EMU: Convergence needs more investment and a greater say for regions
The CoR also backs the European Commission's commitment to increase convergence of the economic and social standards in the Eurozone to support citizens during times of crisis thanks to a stabilisation tool. The EU's assembly of local and regional authorities says this should be done with new resources and a greater involvement of regions and cities. With specific regards to the proposed Structural Reform Programme, diverting funding from cohesion policy to implement a heavily centralised programme does not contribute to convergence in the Euro area, and raises questions of compliance with the principle of subsidiarity.
Looking ahead, President Lambertz added: " The Commission proposal is not take or leave it. The CoR will cooperate with the European Parliament and Council to improve the proposals and ensure that, thanks to increased resources and to a greater attention to the reality of our cities and regions, the new EU budget delivers the promises of a more cohesive and innovative Union ".

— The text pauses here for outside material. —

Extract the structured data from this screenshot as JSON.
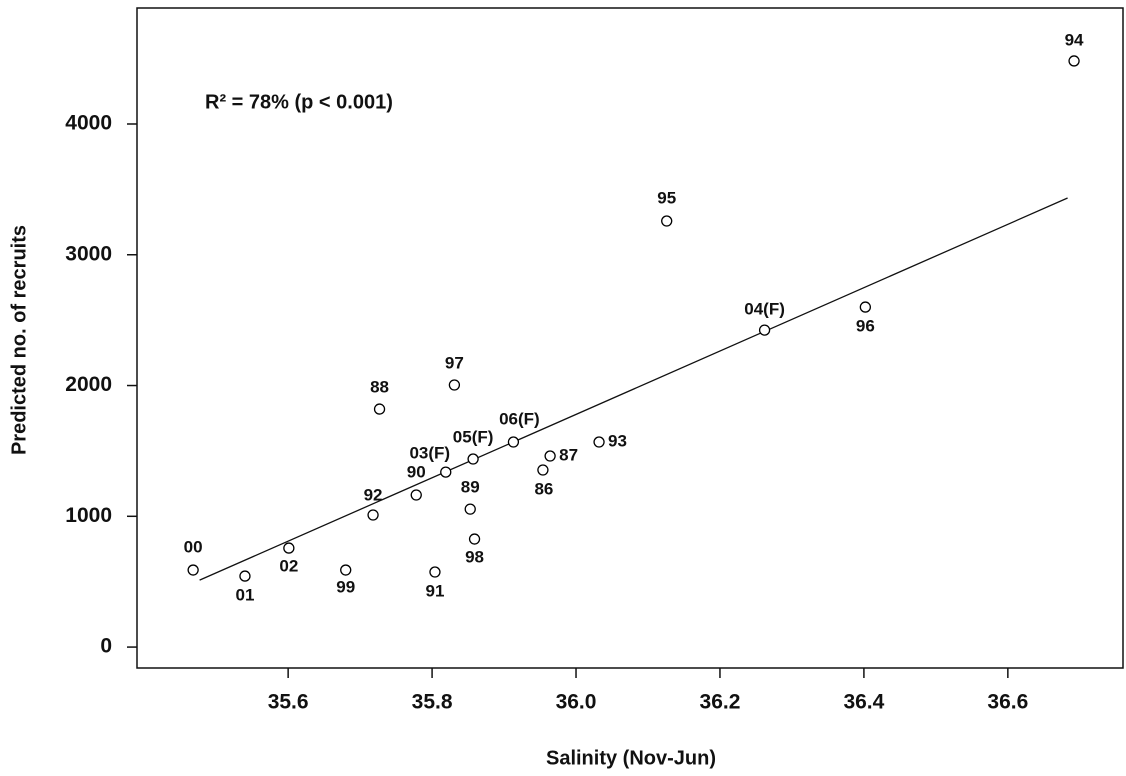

The Committee recently appointed its rapporteur on the MFF, Nikola Dobroslavic (HR/EPP), Prefect of Dubrovnik-Neretva County, who said "Nearly two thirds of the EU budget impacts regional and local authorities. As a CoR rapporteur, I will assess the positive or negative impact of this budget proposal. The success of the EU's new priorities also depends on the ability of regions and cities to invest where it matters most and in the spirit of EU added value ."
The European Committee of the Regions will hold a debate with the EU's Budget Commissioner, Gunther Oettinger, during its 16 May plenary session.
Note for editors
To make the case for a stronger cohesion policy after 2020, the CoR, together with leading EU territorial associations, has launched the #CohesionAlliance: a grass-roots movement open to anyone who believes that EU cohesion policy must continue to act as a pillar of the EU's future. Since its launch in October last year, the Alliance has continued to attract new signatories every day, including regional and local authorities, business associations, academia, trade unions and think tanks.